Çarşamba: Berlin’in Kalbi Atıyor
Haftanın en önemli günü şüphesiz çarşambaydı. Reference Studios ajansının organize ettiği dört defile, aynı gün ve aynı lokasyonda gerçekleşti. Güne Marcia Lueder’in Lueder markasıyla başladık. Masalsı ortaçağ karakterlerinden ilham alan koleksiyon, modern kalıplar ve punk detaylarla birleşti. Styling’de UGG ayakkabılar öne çıktı. Model cast’iyle birlikte podyum adeta bir zaman makinesine dönüştü.
David Koma ise erkek koleksiyonunu Berlin podyumuna taşıdı. Şehirli şıklık, gündelik zarafet ve military etkiler; Havaianas terlikler, Ray-Ban gözlükler ve grunge oversize t-shirt’lerle birleşti. Denim siluetlerle tamamlanan look’lar, Berlin’in maskülen enerjisini güçlü bir şekilde sahneye taşıdı.
Günün en çarpıcı defilelerinden biri ise GMBH’ye aitti. Kreatif direktörler Serhat Işık ve Benjamin Alexander Huseby, defileyi “Free Palestine” mesajı ve bir dakikalık saygı duruşuyla açtı. Ortadoğu’dan üç farklı hikâyeden ilhamla hazırlanan koleksiyon; yumuşak maskülenlik, yapılandırılmış feminenlik ve geleneksel formlara modern yorumlarla büyük beğeni topladı.
Ottolinger ise her zamanki gibi kaotik, deneysel ve yıkıcı bir dil ile beklentileri yerle bir etti.
Perşembe: Şiirsel Bir Kapanış
Moda haftasının son gününde ise en yumuşak kapanışlardan biriyle karşılaştık.
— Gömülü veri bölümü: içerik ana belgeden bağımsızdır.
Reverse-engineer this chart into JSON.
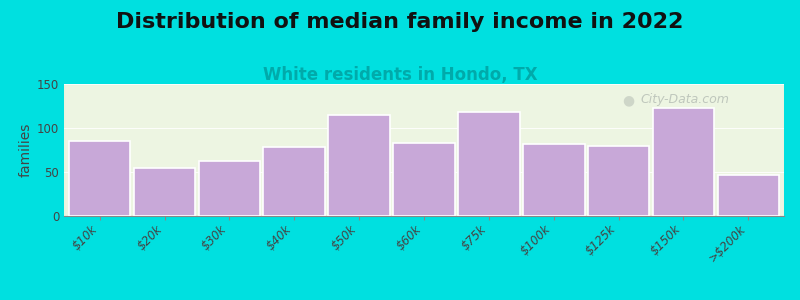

Andrej Gronau, şiirsel ve romantik kıyafetleriyle Berlin’e feminen bir dokunuş getirdi. Yatak odasından çıkmış gibi görünen şortlar, puffy kazaklar ve pastel tonlar defileye tatlı bir huzur kattı.
Based İstanbul olarak biz, modada gerçekten anlam taşıyan anların peşindeyiz. Ve bu sezon Berlin, o anları bize fazlasıyla sundu.
Berlin Fashion Week SS26’dan radarımıza takılanlar şimdilik bu kadar. Ama eminiz, bu şehir daha yeni başlıyor.